Covas is attacking Boulos in the same spirit as the editorials in Folha and Estadao, and has declared that “experience beat radicalism in the first round and experience will beat radicalism in the second round.” But the pseudo-left candidate is doing everything to prove that this is not the case.

In the first debate of the second round of the elections in São Paulo, broadcast on Monday by CNN, Boulos exposed his thoroughly bourgeois program. In addition to minimizing the possibilities of a second wave of COVID-19 in São Paulo, ignoring the already accelerating growth in the number of cases and hospital admissions in the city, he reaffirmed his party’s reactionary approach to the military.

Boulos stated in the debate that the “problem of public security” in São Paulo cannot be solved with “street lighting,” as Covas has tried to do, but requires the hiring of more police!

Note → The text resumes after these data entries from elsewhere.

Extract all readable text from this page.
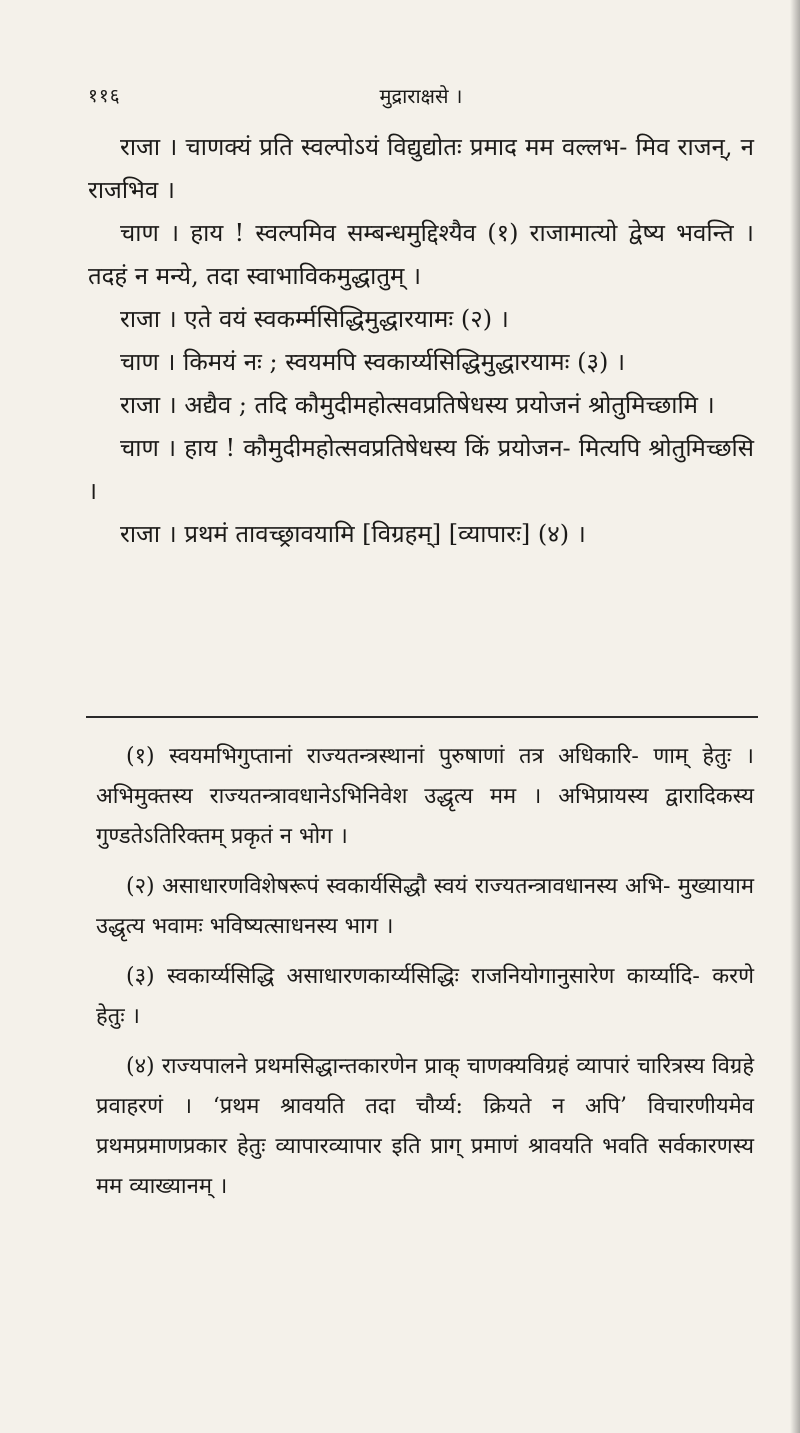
११६	मुद्राराक्षसे ।

राजा । चाणक्यं प्रति स्वल्पोऽयं विद्युद्योतः प्रमाद मम वल्लभ- मिव राजन्, न राजभिव ।

चाण । हाय ! स्वल्पमिव सम्बन्धमुद्दिश्यैव (१) राजामात्यो द्वेष्य भवन्ति । तदहं न मन्ये, तदा स्वाभाविकमुद्धातुम् ।

राजा । एते वयं स्वकर्म्मसिद्धिमुद्धारयामः (२) ।

चाण । किमयं नः ; स्वयमपि स्वकार्य्यसिद्धिमुद्धारयामः (३) ।

राजा । अद्यैव ; तदि कौमुदीमहोत्सवप्रतिषेधस्य प्रयोजनं श्रोतुमिच्छामि ।

चाण । हाय ! कौमुदीमहोत्सवप्रतिषेधस्य किं प्रयोजन- मित्यपि श्रोतुमिच्छसि ।

राजा । प्रथमं तावच्छ्रावयामि [विग्रहम्] [व्यापारः] (४) ।

(१) स्वयमभिगुप्तानां राज्यतन्त्रस्थानां पुरुषाणां तत्र अधिकारि- णाम् हेतुः । अभिमुक्तस्य राज्यतन्त्रावधानेऽभिनिवेश उद्धृत्य मम । अभिप्रायस्य द्वारादिकस्य गुण्डतेऽतिरिक्तम् प्रकृतं न भोग ।

(२) असाधारणविशेषरूपं स्वकार्यसिद्धौ स्वयं राज्यतन्त्रावधानस्य अभि- मुख्यायाम उद्धृत्य भवामः भविष्यत्साधनस्य भाग ।

(३) स्वकार्य्यसिद्धि असाधारणकार्य्यसिद्धिः राजनियोगानुसारेण कार्य्यादि- करणे हेतुः ।

(४) राज्यपालने प्रथमसिद्धान्तकारणेन प्राक् चाणक्यविग्रहं व्यापारं चारित्रस्य विग्रहे प्रवाहरणं । ‘प्रथम श्रावयति तदा चौर्य्य: क्रियते न अपि’ विचारणीयमेव प्रथमप्रमाणप्रकार हेतुः व्यापारव्यापार इति प्राग् प्रमाणं श्रावयति भवति सर्वकारणस्य मम व्याख्यानम् ।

Boulos complained that the city’s local police, the Metropolitan Civil Guard (GCM), has far fewer officers than Rio de Janeiro, and declared: “The role of the GCM is to be in the neighborhoods and to identify, through community policing, where are the focal points of crime, conflicts...following the examples of the security models that best work around the world.”

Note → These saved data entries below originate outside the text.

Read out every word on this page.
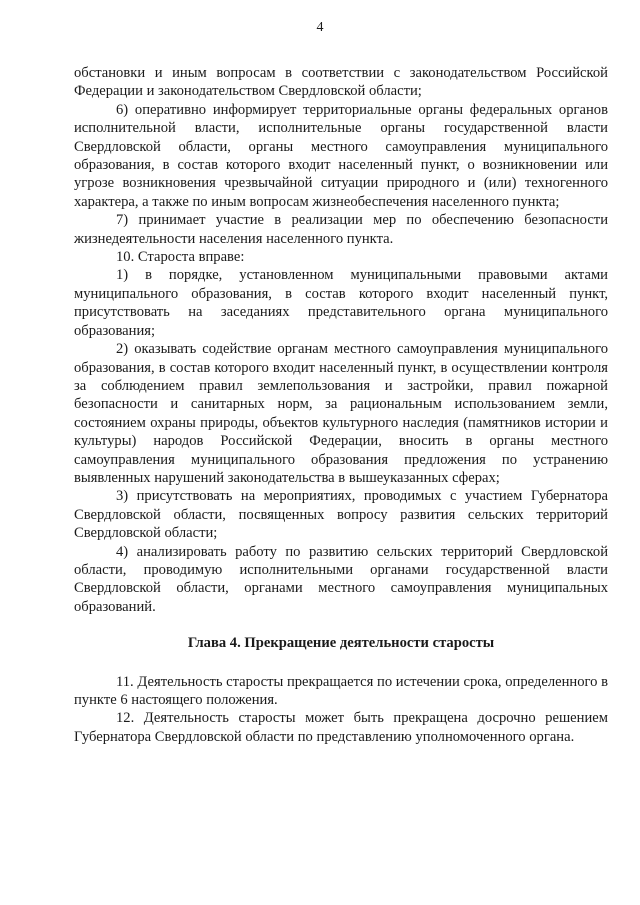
4

обстановки и иным вопросам в соответствии с законодательством Российской Федерации и законодательством Свердловской области;

6) оперативно информирует территориальные органы федеральных органов исполнительной власти, исполнительные органы государственной власти Свердловской области, органы местного самоуправления муниципального образования, в состав которого входит населенный пункт, о возникновении или угрозе возникновения чрезвычайной ситуации природного и (или) техногенного характера, а также по иным вопросам жизнеобеспечения населенного пункта;

7) принимает участие в реализации мер по обеспечению безопасности жизнедеятельности населения населенного пункта.

10. Староста вправе:

1) в порядке, установленном муниципальными правовыми актами муниципального образования, в состав которого входит населенный пункт, присутствовать на заседаниях представительного органа муниципального образования;

2) оказывать содействие органам местного самоуправления муниципального образования, в состав которого входит населенный пункт, в осуществлении контроля за соблюдением правил землепользования и застройки, правил пожарной безопасности и санитарных норм, за рациональным использованием земли, состоянием охраны природы, объектов культурного наследия (памятников истории и культуры) народов Российской Федерации, вносить в органы местного самоуправления муниципального образования предложения по устранению выявленных нарушений законодательства в вышеуказанных сферах;

3) присутствовать на мероприятиях, проводимых с участием Губернатора Свердловской области, посвященных вопросу развития сельских территорий Свердловской области;

4) анализировать работу по развитию сельских территорий Свердловской области, проводимую исполнительными органами государственной власти Свердловской области, органами местного самоуправления муниципальных образований.

Глава 4. Прекращение деятельности старосты

11. Деятельность старосты прекращается по истечении срока, определенного в пункте 6 настоящего положения.

12. Деятельность старосты может быть прекращена досрочно решением Губернатора Свердловской области по представлению уполномоченного органа.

As protests against police brutality are exploding all over the world, one wonders what model for state violence against the working class and youth is most appealing to this pseudo-leftist charlatan.

The Morenoites of the MRT, who in a slander against the World Socialist Web Site claimed to be “the only leftist organization on Brazilian soil that is fighting a principled struggle against the police and the militarization of politics,” are criminally covering up the reactionary outlook of the PSOL and promoting its election in São Paulo. With their characteristic opportunist politics, they support Boulos through a series of articles that call for a “struggle to confront, reject, and defeat Covas.”

In order to fight the turn by the ruling class towards dictatorship in Brazil and internationally, the working class needs to establish an independent political movement against capitalism, decisively rejecting the political influence of every bourgeois and petty-bourgeois tendency.